監督はその言葉にものすごく怒りを感じたというけれど、私自身は聞いていて妙に納得というか、そりゃあこのお父さんならそう言うだろうなと思った。
端から見れば間違った対応だったかもしれない。
でも、このご両親は最後までお姉さんと一緒にいることを選んだ。
両親からしてみればそれが正解だったのだろう。
そしてこの「最後まで一緒にいる」っていうのも、決して楽な道ではないってこと。
むしろ一番過酷な道だったのではないかと思う。
人道的にどうかという問題をいったん置いておくとするなら、一切他人に頼らず病気の家族の面倒を最後まで見るって相当な覚悟がないとできないはず。ある意味すごい。
もし自分の家族が似たような病気になったら…と思うと思考が停止してしまう。
だからお父さんは最後までやり切ったという気持ちだったのだろう。
大なり小なり、私達もこの家族のように決して正解とは言えない選択を日々繰り返しているのかもしれない。
あの時こうしていれば…と思うことの一つや二つ、人間誰しもあるはず。
何か問題が起きて、それをどうやって解決するかはその家庭によりけりだと思うし、仮に最善の道を選択できなかったとしても、それが失敗だったなんて他の誰にも言えないのではないか。
家族というものに、これが正解なんてきっとないのだろう。
幸福な人生とは?
人は幸せを感じる時間が長ければ長いほど、幸福な人生のように思えるが、果たして本当にそうなのだろうか。
ほんの短い時間だったかもしれないけど、お姉さんにも幸せな時間はあったのだし、花火を見に行く生き生きとした様子や、クラフトフェアでお買い物している時の内心はしゃいだ様子は本当に見ていて幸せそうだった。
結果として25年という人生の大部分を病気によって失ってしまったのは事実だが、そこだけを切り取って単に不幸な人、可哀想な人と決めつけることはできないのではないか。

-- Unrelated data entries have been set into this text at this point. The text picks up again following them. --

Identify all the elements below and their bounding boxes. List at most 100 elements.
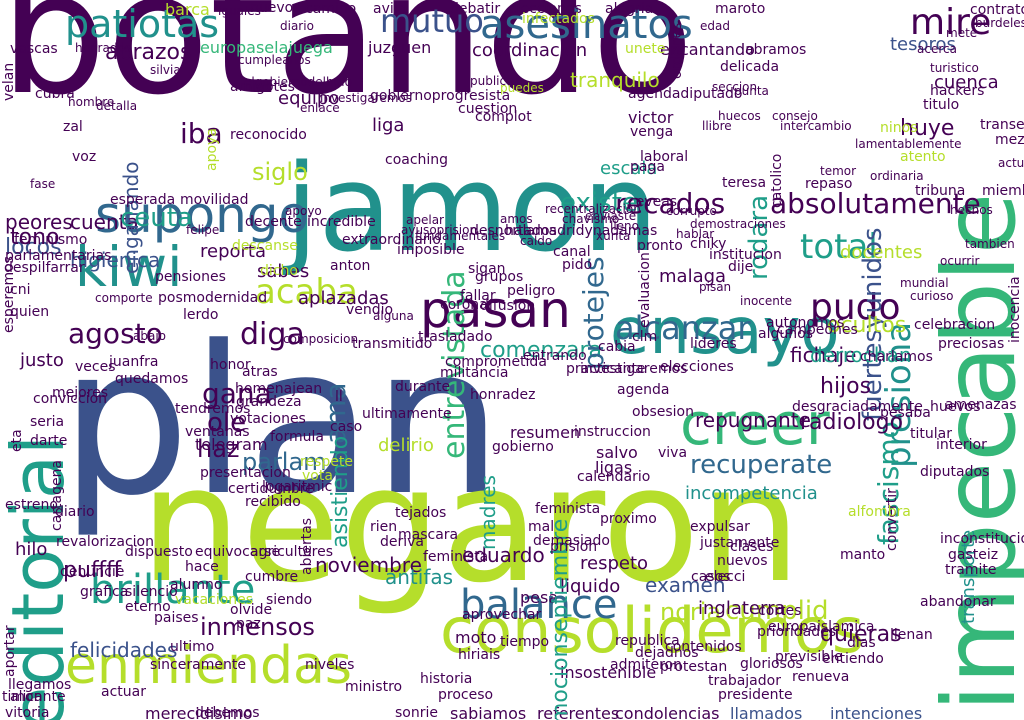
cloud-word: rien — [370, 519, 398, 535]
cloud-word: hijos — [820, 374, 872, 399]
cloud-word: fallar — [460, 288, 496, 304]
cloud-word: previsible — [775, 649, 843, 665]
cloud-word: trasladado — [418, 329, 493, 345]
cloud-word: denuncie — [60, 564, 125, 580]
cloud-word: composicion — [283, 332, 359, 346]
cloud-word: viva — [658, 445, 688, 461]
cloud-word: hechos — [950, 203, 993, 217]
cloud-word: abrazos — [105, 40, 192, 65]
cloud-word: peligro — [507, 283, 556, 299]
cloud-word: elecci — [705, 569, 746, 585]
cloud-word: cortes — [758, 603, 802, 619]
cloud-word: silencio — [125, 584, 178, 600]
cloud-word: insostenible — [560, 663, 657, 682]
cloud-word: cumbre — [245, 569, 299, 585]
cloud-word: votaciones — [230, 411, 306, 427]
cloud-word: laboral — [640, 149, 689, 165]
cloud-word: tiempo — [500, 634, 550, 650]
cloud-word: hombre — [68, 95, 115, 109]
cloud-word: investigaremos — [580, 361, 688, 377]
cloud-word: turistico — [930, 61, 979, 75]
cloud-word: hilo — [15, 539, 48, 560]
cloud-word: siglo — [252, 158, 308, 186]
cloud-word: protestan — [660, 659, 728, 675]
cloud-word: demostraciones — [690, 217, 786, 231]
cloud-word: pesaba — [880, 405, 931, 421]
cloud-word: logaritmic — [262, 479, 333, 495]
cloud-word: transexuales — [980, 117, 1024, 133]
cloud-word: burdeles — [975, 16, 1024, 30]
cloud-word: pronto — [637, 238, 683, 254]
cloud-word: vendio — [346, 302, 394, 318]
cloud-word: alicante — [10, 689, 66, 705]
cloud-word: vascas — [10, 41, 58, 57]
cloud-word: imposible — [397, 242, 465, 258]
cloud-word: campeones — [777, 322, 858, 338]
cloud-word: silvia — [150, 63, 181, 77]
cloud-word: absolutamente — [770, 187, 981, 220]
cloud-word: diputados — [920, 464, 990, 480]
cloud-word: presentacion — [200, 465, 291, 481]
cloud-word: ceuta — [120, 203, 193, 233]
cloud-word: cabia — [598, 339, 636, 355]
cloud-word: reporta — [200, 241, 267, 262]
cloud-word: seria — [30, 414, 65, 430]
cloud-word: casos — [691, 569, 731, 585]
cloud-word: pensiones — [155, 269, 226, 285]
cloud-word: nuevos — [717, 553, 768, 569]
cloud-word: coordinacion — [472, 40, 588, 61]
cloud-word: olvide — [230, 602, 273, 618]
cloud-word: salvo — [596, 443, 638, 462]
cloud-word: plan — [60, 303, 503, 541]
cloud-word: inmensos — [200, 613, 315, 641]
cloud-word: fundamentales — [415, 229, 506, 243]
cloud-word: juzguen — [368, 38, 432, 57]
cloud-word: ultimo — [170, 639, 215, 655]
cloud-word: atento — [900, 149, 946, 165]
cloud-word: sonrie — [395, 705, 438, 720]
cloud-word: gasteiz — [948, 547, 999, 563]
cloud-word: negaron — [140, 431, 802, 618]
cloud-word: eta — [9, 429, 25, 453]
cloud-word: mascara — [398, 527, 459, 543]
cloud-word: llibre — [702, 119, 732, 133]
cloud-word: incompetencia — [685, 483, 818, 504]
cloud-word: posmodernidad — [158, 290, 268, 306]
cloud-word: puffff — [63, 558, 122, 583]
cloud-word: elecciones — [660, 359, 734, 375]
cloud-word: proximo — [600, 511, 657, 527]
cloud-word: celebracion — [914, 317, 996, 333]
cloud-word: barca — [165, 0, 210, 19]
cloud-word: fichaje — [790, 343, 857, 367]
cloud-word: incredible — [307, 214, 376, 230]
cloud-word: mete — [946, 26, 978, 40]
cloud-word: ligas — [595, 458, 633, 477]
cloud-word: ensayo — [610, 295, 840, 369]
cloud-word: consejo — [772, 109, 818, 123]
cloud-word: honrados — [75, 41, 132, 55]
cloud-word: ultimamente — [362, 406, 452, 422]
cloud-word: seccion — [712, 80, 758, 94]
cloud-word: docentes — [840, 242, 923, 263]
cloud-word: investigaremos — [320, 91, 413, 105]
cloud-word: ll — [335, 389, 343, 405]
cloud-word: debatir — [450, 1, 501, 17]
cloud-word: ole — [207, 408, 247, 438]
cloud-word: trabajador — [708, 673, 781, 689]
cloud-word: entiendo — [822, 651, 884, 667]
cloud-word: derrochan — [810, 343, 912, 367]
cloud-word: elecciones — [508, 1, 582, 17]
cloud-word: alcanzar — [615, 309, 751, 347]
cloud-word: algunos — [758, 326, 813, 342]
cloud-word: moto — [455, 628, 497, 647]
cloud-word: aportar — [2, 625, 18, 677]
cloud-word: feminista — [535, 501, 601, 517]
cloud-word: decente — [245, 214, 302, 230]
cloud-word: gobierno — [492, 439, 554, 455]
cloud-word: respeto — [580, 553, 649, 574]
cloud-word: veces — [75, 359, 116, 375]
cloud-word: amos — [500, 212, 533, 226]
cloud-word: enviaste — [585, 209, 637, 223]
cloud-word: vota — [302, 468, 333, 484]
cloud-word: infectados — [522, 11, 595, 27]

花火みたいに一瞬だったけど、確かにあの一瞬は輝いていたし、幸せだったはず。
そしてもう一つ。家族が一緒にいられることっていうのも幸せなことだと思う(状況はひどかったかもしれないが)。
本当に人生なんてどう転ぶか分からない。
絶対にだめだと思っていたことが意外とどうにかなったり、反対にもう大丈夫だと思った途端に急変したり。
儚くて尊い。
だから、今を大切に生きるしかないのかな。
考えさせられる映画
日本中の家族という閉じられたパーソナルな関係性に一石を投じる良い作品だったと思う。
家族というものについて、改めて考えるきっかけを与えてくれたこの作品に感謝したい。